Jéssica com o caderno de recordações de João Vicente 1

O luto invisível: a dor de uma mãe que perdeu seu filho inspira ação no HMDI

On 05/31/21 11:53 . Updated at 07/07/23 22:41 .

Certidão do Amor Eterno é criada pela equipe de psicologia da maternidade para gerar acolhida e auxiliar puérperas a passarem pelo processo de perda

“Sempre pensamos na maternidade como um lugar de vida, mas, infelizmente, a morte também acontece”, pontua Rafaela Marciano, psicóloga do Hospital e Maternidade Dona Íris (HMDI), ao falar sobre a realidade da unidade de saúde, de alto risco, onde há casos de malformação, doenças cardíacas ou prematuridade extrema, e também óbitos fetais devido a intercorrências maternas. O sofrimento da perda de um bebê é, muitas vezes, incompreendido. “É um luto que a sociedade não reconhece. São comuns frases como ‘você nem é mãe ainda’, ‘nem deu tempo de se apegar’, então essas mulheres acabam sendo silenciadas na sua dor”, comenta a psicóloga.

Logo que acontece o falecimento de um bebê, a equipe multidisciplinar do HMDI oferece à mãe a oportunidade de vê-lo e pegá-lo no colo para se despedir, respeitando o tempo de cada uma. Há casos de mulheres que não querem esse contato no início, e depois mudam de ideia, então foi criada uma ambiência no necrotério com adesivos, um bercinho e cadeiras para esse momento ter o mínimo de acolhimento. A partir de uma história com este fim inesperado, a equipe liderada por Rafaela criou alternativas extras para as mães viverem o luto.

Foi quando surgiu a Certidão do Amor Eterno. Em uma folha de papel, colocam o carimbo do pezinho do bebê com nome e data de nascimento. Além disso, é sugerido à família recolher o máximo de lembranças possíveis. “A equipe abraçou a ideia e faz desenhos, escrevem recados para as mães também”, conta Rafaela, dizendo que a ideia surgiu a partir da história da professora de Geografia Jéssica Martins Piani, que fez uma ‘caixa de lembranças’ com itens do filho João Vicente.
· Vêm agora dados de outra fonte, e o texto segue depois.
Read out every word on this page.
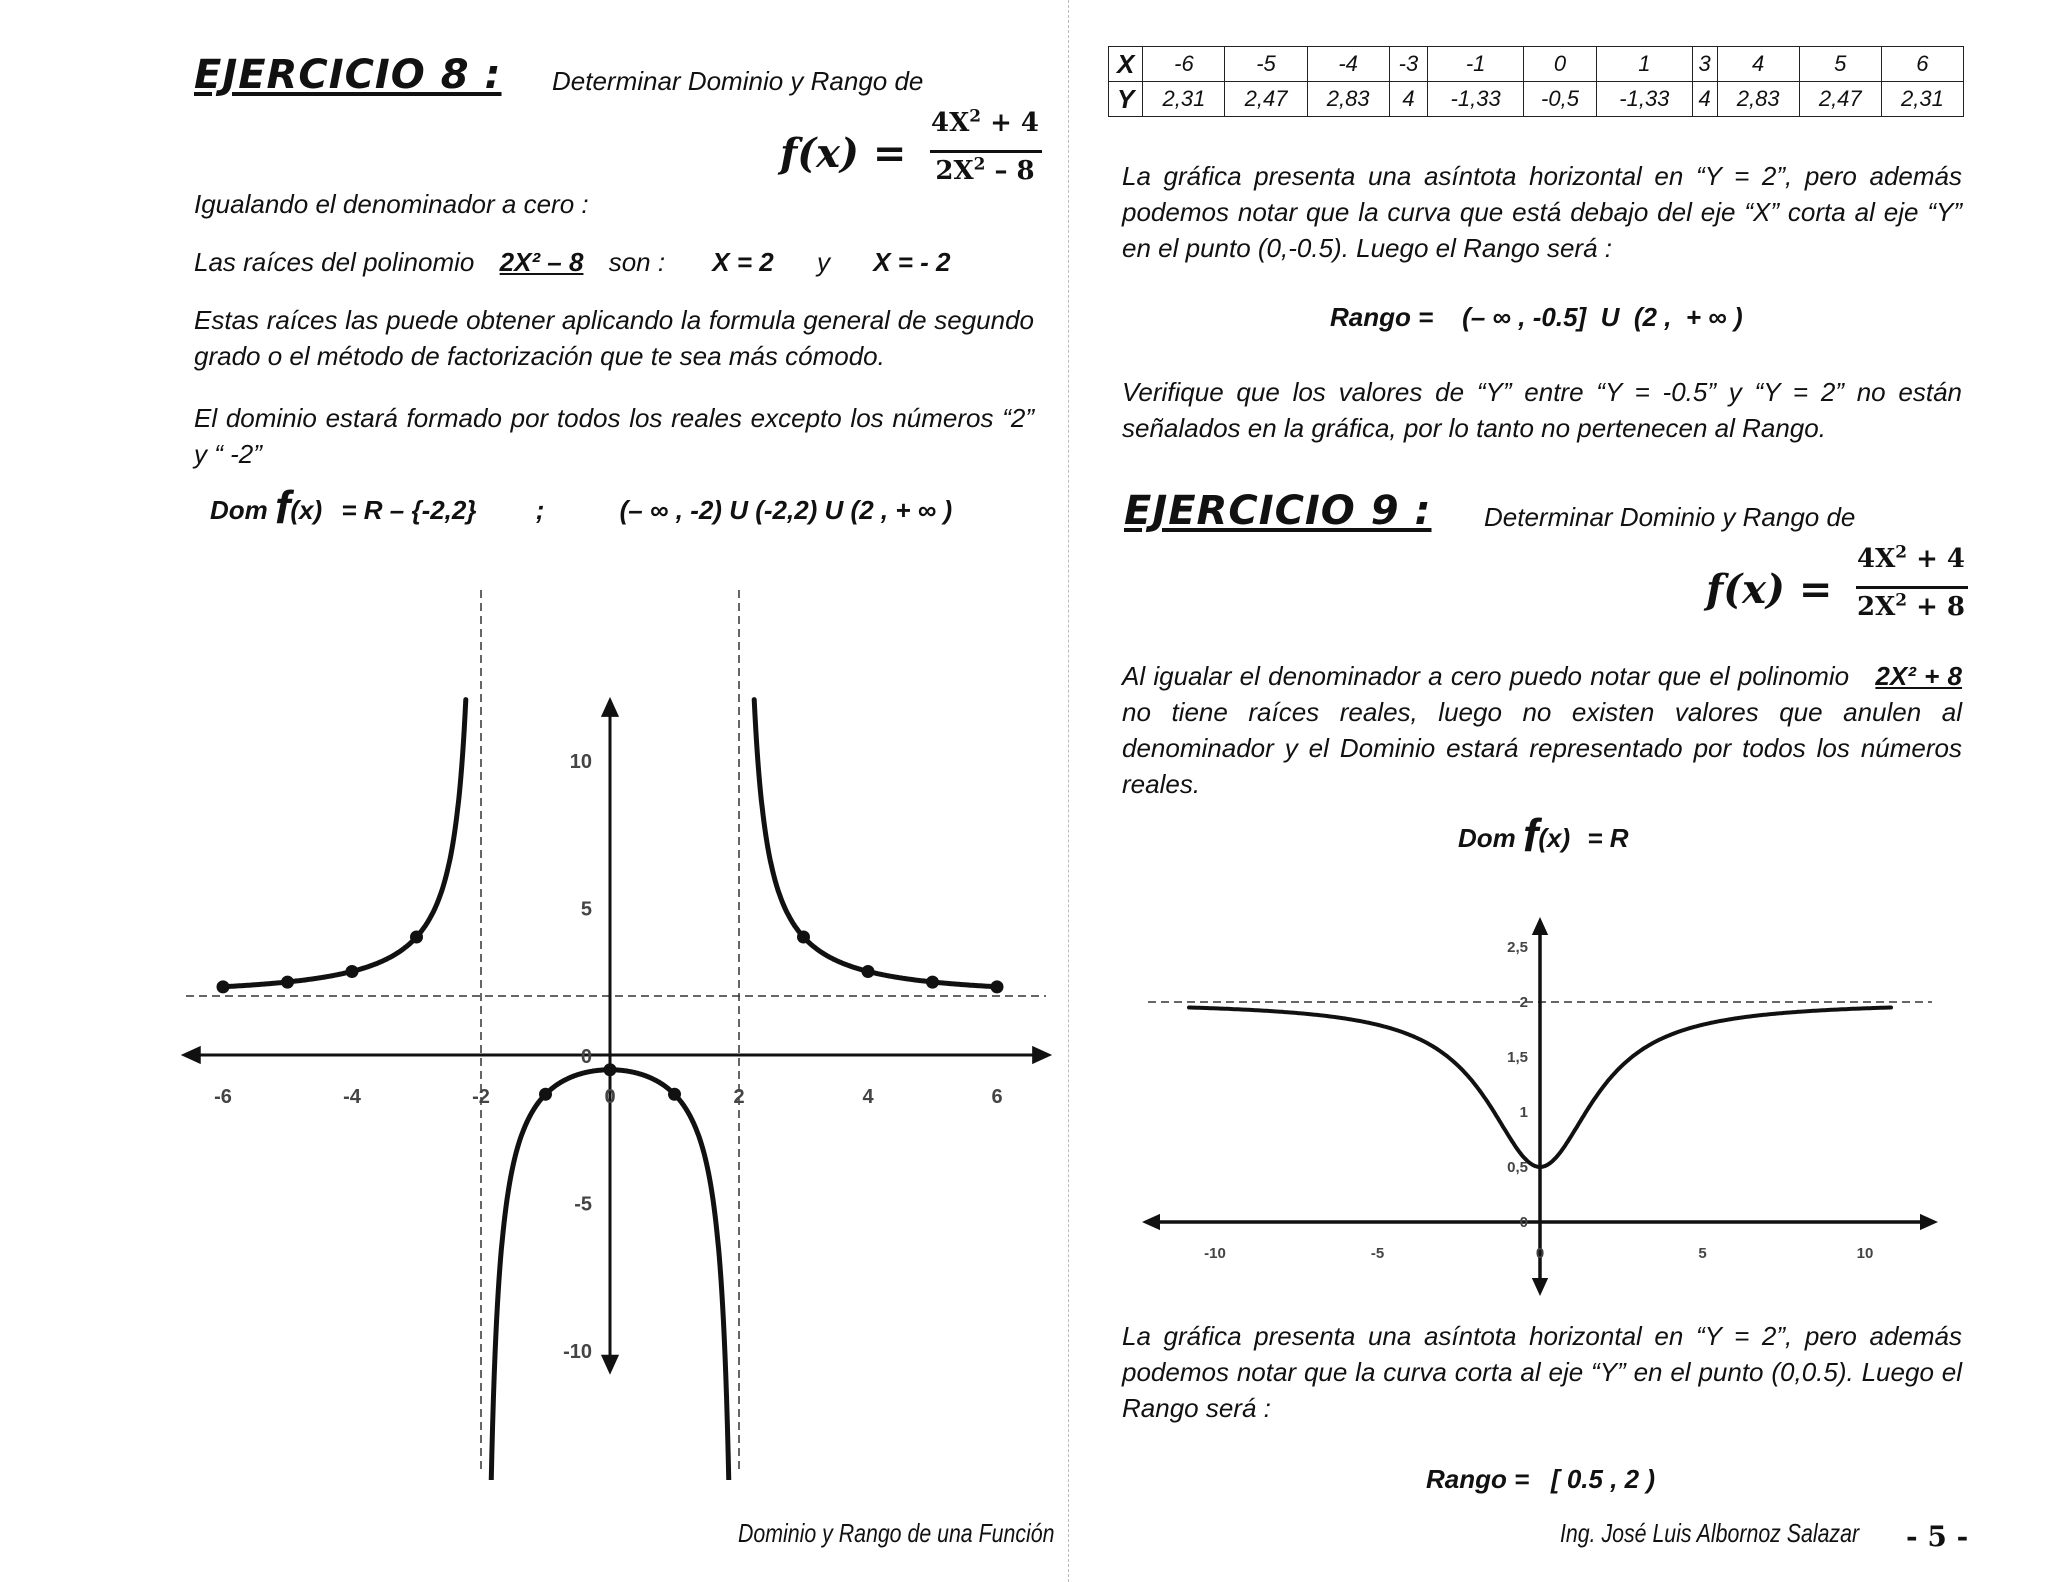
EJERCICIO 8 : Determinar Dominio y Rango de
f(x) =
$4X^2 + 4$
$2X^2 - 8$
Igualando el denominador a cero :
Las raíces del polinomio 2X² – 8 son : X = 2 y X = - 2
Estas raíces las puede obtener aplicando la formula general de segundo grado o el método de factorización que te sea más cómodo.
El dominio estará formado por todos los reales excepto los números “2” y “ -2”
Dom f(x) = R – {-2,2} ;	(– ∞ , -2) U (-2,2) U (2 , + ∞ )
-6	-4	-2	0	2	4	6
10
5
0
-5
-10
Dominio y Rango de una Función
X	-6	-5	-4	-3	-1	0	1	3	4	5	6
Y	2,31	2,47	2,83	4	-1,33	-0,5	-1,33	4	2,83	2,47	2,31
La gráfica presenta una asíntota horizontal en “Y = 2”, pero además podemos notar que la curva que está debajo del eje “X” corta al eje “Y” en el punto (0,-0.5). Luego el Rango será :
Rango =    (– ∞ , -0.5]  U  (2 ,  + ∞ )
Verifique que los valores de “Y” entre “Y = -0.5” y “Y = 2” no están señalados en la gráfica, por lo tanto no pertenecen al Rango.
EJERCICIO 9 : Determinar Dominio y Rango de
f(x) =
$4X^2 + 4$
$2X^2 + 8$
Al igualar el denominador a cero puedo notar que el polinomio 2X² + 8 no tiene raíces reales, luego no existen valores que anulen al denominador y el Dominio estará representado por todos los números reales.
Dom f(x) = R
-10	-5	5	10
0
2,5
2
1,5
1
0,5
0
La gráfica presenta una asíntota horizontal en “Y = 2”, pero además podemos notar que la curva corta al eje “Y” en el punto (0,0.5). Luego el Rango será :
Rango =   [ 0.5 , 2 )
Ing. José Luis Albornoz Salazar - 5 -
“Explicamos a elas que é importante chorar, o sofrimento faz parte. O bebê foi um filho, ele tem uma história. Ao fazer o acompanhamento com a Jéssica, notamos como as recordações físicas tiveram um impacto importante. Por que não fazer para outras mães também?”, assinala a psicóloga.

Quatro anos depois da perda de seu filho, Jéssica conta que o acompanhamento psicológico, realizado até os dias atuais na maternidade Dona Iris, foi fundamental, e saber que sua história deu origem à Certidão do Amor Eterno é uma honra. “Na terapia consegui compreender o sentimento do luto, me ver primeiro e entender que aquele não era o fim. Sei que muitas mães não têm esse apoio, mas pequenos gestos como essa certidão podem transformar um pouquinho esse sentimento”, discorre.

Certidão do Amor Eterno

Certidão do Amor Eterno 2

A história de Jéssica

Jéssica nunca teve o sonho de ser mãe. Quando se descobriu grávida de João Vicente, passou por um longo período de negação, até que sentiu o filho mexer pela primeira vez, aos três meses de gestação. “Acordei assustada com ele mexendo e aí comecei a entender que realmente tinha um serzinho na minha barriga. Foi esse o início de mudança, quando comecei a pegar amor e carinho”, conta, dizendo que planejou chá de bebê, enxoval e tudo mais que tinha direito.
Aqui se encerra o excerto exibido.